Create Your First Tables
Static tables
The simplest way to create static tables from scratch is with the new_table
and empty_table
methods.
from deephaven import new_table, empty_table
from deephaven.column import int_col, long_col, double_col
static_table1 = new_table(
[
int_col("IntColumn", [0, 1, 2, 3, 4]),
long_col("LongColumn", [0, 1, 2, 3, 4]),
double_col("DoubleColumn", [0.12345, 2.12345, 4.12345, 6.12345, 8.12345]),
]
)
static_table2 = empty_table(5).update_view(
[
"IntColumn = i",
"LongColumn = ii",
"DoubleColumn = IntColumn + LongColumn + 0.12345",
]
)
- static_table1
- static_table2
NOTE: The variables
i
andii
correspond toint
andlong
row indices, respectively. They are only supported in append-only tables.
The two tables look identical but are created differently.
new_table
builds a table directly from column type specifications and raw data.empty_table
builds an empty table with no columns and a specified number of rows. The Deephaven Query Language (DQL) can add new columns programmatically.
Ticking tables
You can create ticking tables to get a feel for live data in Deephaven. The time_table
method works similarly to empty_table
in that DQL is used to populate the table with more data.
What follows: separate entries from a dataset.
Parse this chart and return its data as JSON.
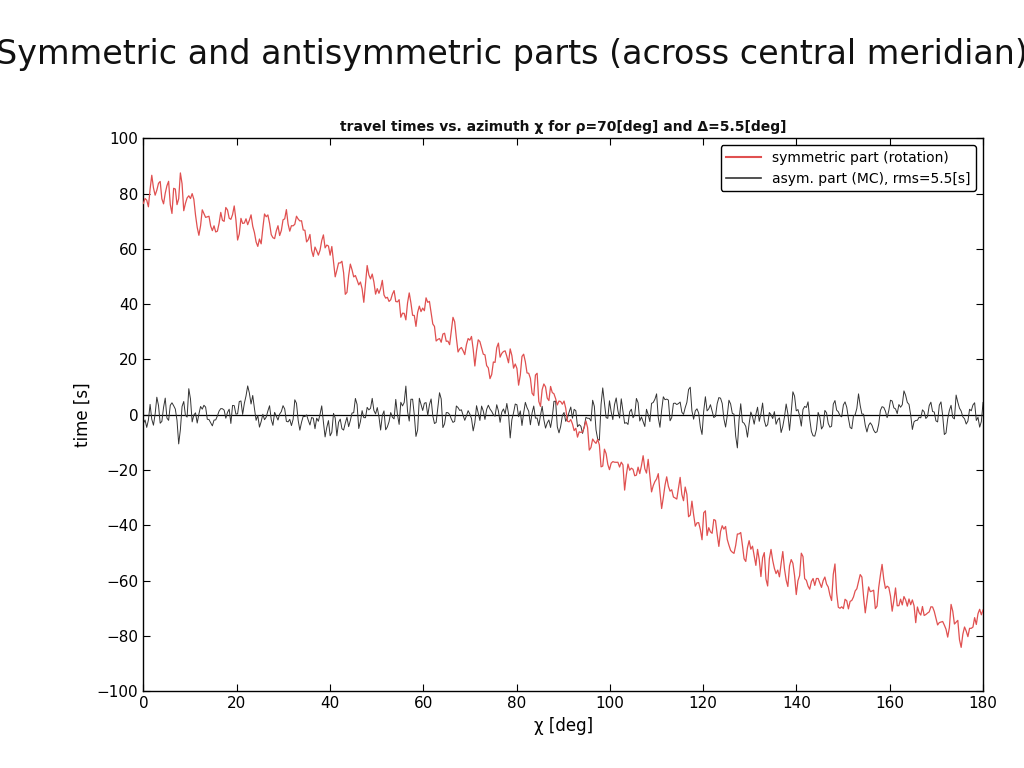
{
  "title": "Symmetric and antisymmetric parts (across central meridian)",
  "subtitle": "travel times vs. azimuth χ for ρ=70[deg] and Δ=5.5[deg]",
  "xlabel": "χ [deg]",
  "ylabel": "time [s]",
  "xlim": [
    0,
    180
  ],
  "ylim": [
    -100,
    100
  ],
  "xticks": [
    0,
    20,
    40,
    60,
    80,
    100,
    120,
    140,
    160,
    180
  ],
  "yticks": [
    -100,
    -80,
    -60,
    -40,
    -20,
    0,
    20,
    40,
    60,
    80,
    100
  ],
  "legend_labels": [
    "symmetric part (rotation)",
    "asym. part (MC), rms=5.5[s]"
  ],
  "sym_color": "#e05050",
  "asym_color": "#333333",
  "bg_color": "#ffffff",
  "title_fontsize": 24,
  "subtitle_fontsize": 10,
  "axis_label_fontsize": 12,
  "tick_fontsize": 11,
  "legend_fontsize": 10,
  "n_points": 500,
  "sym_base": 75,
  "sym_noise": 5,
  "asym_amplitude": 5.5,
  "seed": 12345
}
It creates a table with just a Timestamp
column. The resultant table ticks at a regular interval specified by the input argument.
from deephaven import time_table
ticking_table = time_table("PT1s")
The PT1s
argument is an ISO-8641 formatted duration string that indicates the table will tick once every second.
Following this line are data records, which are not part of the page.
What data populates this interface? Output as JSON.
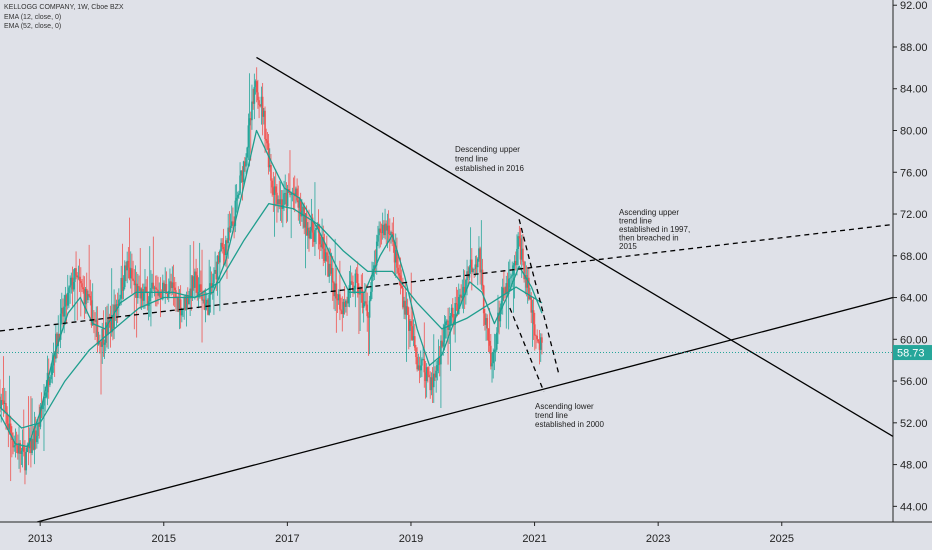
{
  "legend": {
    "title": "KELLOGG COMPANY, 1W, Cboe BZX",
    "ema12": "EMA (12, close, 0)",
    "ema52": "EMA (52, close, 0)"
  },
  "price_badge": "58.73",
  "annotations": [
    {
      "lines": [
        "Descending upper",
        "trend line",
        "established in 2016"
      ]
    },
    {
      "lines": [
        "Ascending upper",
        "trend line",
        "established in 1997,",
        "then breached in",
        "2015"
      ]
    },
    {
      "lines": [
        "Ascending lower",
        "trend line",
        "established in 2000"
      ]
    }
  ],
  "colors": {
    "background": "#dfe1e8",
    "up": "#26a69a",
    "down": "#ef5350",
    "ema": "#1f9e8e",
    "trend": "#000000",
    "price_line": "#26a69a"
  },
  "chart_data": {
    "type": "line",
    "title": "KELLOGG COMPANY, 1W, Cboe BZX",
    "x_ticks": [
      "2013",
      "2015",
      "2017",
      "2019",
      "2021",
      "2023",
      "2025"
    ],
    "y_ticks": [
      "44.00",
      "48.00",
      "52.00",
      "56.00",
      "60.00",
      "64.00",
      "68.00",
      "72.00",
      "76.00",
      "80.00",
      "84.00",
      "88.00",
      "92.00"
    ],
    "ylim": [
      42.5,
      92.5
    ],
    "xlim": [
      2012.35,
      2026.8
    ],
    "grid": false,
    "last_price": 58.73,
    "price_path": [
      [
        2012.35,
        54.5
      ],
      [
        2012.55,
        50.5
      ],
      [
        2012.75,
        48.5
      ],
      [
        2012.95,
        51.0
      ],
      [
        2013.15,
        57.0
      ],
      [
        2013.35,
        62.0
      ],
      [
        2013.55,
        66.0
      ],
      [
        2013.75,
        64.0
      ],
      [
        2013.95,
        60.0
      ],
      [
        2014.15,
        61.5
      ],
      [
        2014.4,
        67.0
      ],
      [
        2014.6,
        64.0
      ],
      [
        2014.9,
        64.5
      ],
      [
        2015.1,
        65.0
      ],
      [
        2015.3,
        63.0
      ],
      [
        2015.5,
        65.5
      ],
      [
        2015.7,
        63.0
      ],
      [
        2015.9,
        68.0
      ],
      [
        2016.1,
        70.5
      ],
      [
        2016.3,
        77.0
      ],
      [
        2016.5,
        84.5
      ],
      [
        2016.6,
        82.0
      ],
      [
        2016.75,
        75.0
      ],
      [
        2016.9,
        73.0
      ],
      [
        2017.1,
        74.0
      ],
      [
        2017.3,
        71.0
      ],
      [
        2017.5,
        70.0
      ],
      [
        2017.7,
        66.0
      ],
      [
        2017.9,
        63.0
      ],
      [
        2018.1,
        65.5
      ],
      [
        2018.3,
        62.5
      ],
      [
        2018.5,
        70.5
      ],
      [
        2018.65,
        71.0
      ],
      [
        2018.8,
        66.0
      ],
      [
        2018.95,
        62.0
      ],
      [
        2019.1,
        58.0
      ],
      [
        2019.25,
        57.0
      ],
      [
        2019.35,
        55.5
      ],
      [
        2019.55,
        61.0
      ],
      [
        2019.75,
        63.0
      ],
      [
        2019.95,
        67.0
      ],
      [
        2020.1,
        68.0
      ],
      [
        2020.2,
        62.0
      ],
      [
        2020.3,
        57.0
      ],
      [
        2020.45,
        63.5
      ],
      [
        2020.65,
        66.0
      ],
      [
        2020.75,
        69.5
      ],
      [
        2020.85,
        66.0
      ],
      [
        2020.95,
        63.0
      ],
      [
        2021.05,
        60.0
      ],
      [
        2021.12,
        58.73
      ]
    ],
    "ema12_path": [
      [
        2012.35,
        52.8
      ],
      [
        2012.6,
        50.0
      ],
      [
        2012.8,
        49.7
      ],
      [
        2013.0,
        53.0
      ],
      [
        2013.2,
        58.0
      ],
      [
        2013.45,
        62.5
      ],
      [
        2013.65,
        64.0
      ],
      [
        2013.85,
        61.5
      ],
      [
        2014.05,
        61.0
      ],
      [
        2014.3,
        63.5
      ],
      [
        2014.55,
        64.5
      ],
      [
        2014.85,
        64.5
      ],
      [
        2015.15,
        64.5
      ],
      [
        2015.5,
        64.0
      ],
      [
        2015.8,
        64.5
      ],
      [
        2016.0,
        67.5
      ],
      [
        2016.25,
        73.5
      ],
      [
        2016.5,
        80.0
      ],
      [
        2016.7,
        77.5
      ],
      [
        2016.95,
        74.5
      ],
      [
        2017.2,
        73.5
      ],
      [
        2017.5,
        70.5
      ],
      [
        2017.75,
        67.5
      ],
      [
        2018.0,
        64.5
      ],
      [
        2018.25,
        64.5
      ],
      [
        2018.5,
        68.0
      ],
      [
        2018.7,
        70.0
      ],
      [
        2018.9,
        66.0
      ],
      [
        2019.1,
        61.0
      ],
      [
        2019.3,
        57.5
      ],
      [
        2019.5,
        58.5
      ],
      [
        2019.75,
        62.5
      ],
      [
        2019.95,
        65.5
      ],
      [
        2020.15,
        64.5
      ],
      [
        2020.35,
        61.5
      ],
      [
        2020.55,
        64.0
      ],
      [
        2020.75,
        67.0
      ],
      [
        2020.95,
        65.0
      ],
      [
        2021.12,
        62.5
      ]
    ],
    "ema52_path": [
      [
        2012.35,
        53.5
      ],
      [
        2012.7,
        51.5
      ],
      [
        2013.0,
        52.0
      ],
      [
        2013.4,
        56.0
      ],
      [
        2013.8,
        59.0
      ],
      [
        2014.2,
        61.0
      ],
      [
        2014.6,
        63.0
      ],
      [
        2015.0,
        64.0
      ],
      [
        2015.5,
        64.0
      ],
      [
        2015.9,
        65.5
      ],
      [
        2016.3,
        69.5
      ],
      [
        2016.7,
        73.0
      ],
      [
        2017.1,
        72.5
      ],
      [
        2017.5,
        71.0
      ],
      [
        2017.9,
        68.5
      ],
      [
        2018.3,
        66.5
      ],
      [
        2018.7,
        66.5
      ],
      [
        2019.1,
        63.5
      ],
      [
        2019.5,
        61.0
      ],
      [
        2019.9,
        62.0
      ],
      [
        2020.3,
        63.5
      ],
      [
        2020.7,
        65.0
      ],
      [
        2021.12,
        63.5
      ]
    ],
    "trend_lines": [
      {
        "style": "solid",
        "from": [
          2016.5,
          87.0
        ],
        "to": [
          2026.8,
          50.7
        ]
      },
      {
        "style": "solid",
        "from": [
          2012.95,
          42.5
        ],
        "to": [
          2026.8,
          64.0
        ]
      },
      {
        "style": "dashed",
        "from": [
          2012.35,
          60.8
        ],
        "to": [
          2026.8,
          71.0
        ]
      },
      {
        "style": "dashed",
        "from": [
          2020.75,
          71.5
        ],
        "to": [
          2021.4,
          56.5
        ]
      },
      {
        "style": "dashed",
        "from": [
          2020.6,
          63.0
        ],
        "to": [
          2021.15,
          55.0
        ]
      }
    ]
  }
}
New ticking tables can be derived from existing ones using DQL, just as in the static case.
new_ticking_table = ticking_table.update_view(
"TimestampPlusOneSecond = Timestamp + 'PT1s'"
)
This exemplifies Deephaven's use of the Directed Acyclic Graph (DAG). The table ticking_table
is a root node in the DAG, and new_ticking_table
is a downstream node. Because the source table is ticking, the new table is also ticking. Every update to ticking_table
propagates down the DAG to new_ticking_table
, and the compute-on-deltas model ensures that only the updated rows are re-evaluated with each update cycle.
Ingesting static data
Deephaven supports reading from various common file formats like CSV, Parquet, and Arrow. The following code block reads CSV data from a URL directly into a table.
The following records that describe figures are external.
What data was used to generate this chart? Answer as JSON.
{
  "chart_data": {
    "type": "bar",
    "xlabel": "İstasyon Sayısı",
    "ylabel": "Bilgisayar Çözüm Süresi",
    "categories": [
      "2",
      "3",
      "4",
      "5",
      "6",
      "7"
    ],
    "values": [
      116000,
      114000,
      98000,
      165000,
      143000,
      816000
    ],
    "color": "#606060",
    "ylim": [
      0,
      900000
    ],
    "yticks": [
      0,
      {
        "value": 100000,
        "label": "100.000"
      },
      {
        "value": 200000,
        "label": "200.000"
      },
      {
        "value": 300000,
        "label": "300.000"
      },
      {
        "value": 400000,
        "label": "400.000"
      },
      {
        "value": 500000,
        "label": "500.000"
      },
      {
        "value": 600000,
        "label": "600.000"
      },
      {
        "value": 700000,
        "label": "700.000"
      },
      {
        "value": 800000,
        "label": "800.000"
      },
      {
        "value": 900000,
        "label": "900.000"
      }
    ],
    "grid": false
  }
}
from deephaven import read_csv
crypto = read_csv(
"https://media.githubusercontent.com/media/deephaven/examples/main/CryptoCurrencyHistory/CSV/FakeCryptoTrades_20230209.csv"
)
- crypto
If you're running Deephaven in a Docker container, reading your own files requires that you mount the local directory containing the files to a volume in the Docker container, which you can learn more about in the guide on Docker data volumes.
Real-world ticking data
Real-time data is Deephaven's mission statement. One of the easiest ways to work with realistic ticking data is by using the TableReplayer
to replay the static data. Use it to replay the data ingested above:
from deephaven.replay import TableReplayer
replayer = TableReplayer("2023-02-09T12:09:18 ET", "2023-02-09T12:58:09 ET")
replayed_crypto = replayer.add_table(
crypto.sort("Timestamp"), "Timestamp"
).sort_descending("Timestamp")
replayer.start()
Most real-world use cases for ticking data involve connecting to data streams that are constantly being updated. For this, Deephaven's Apache Kafka integration is first-in-class, and almost any imaginable real-time streaming source can be wrangled with the TablePublisher
. That said, setting up the pipelines for Kafka streams or other real-time data sources can be very complex, and is outside the scope of this guide.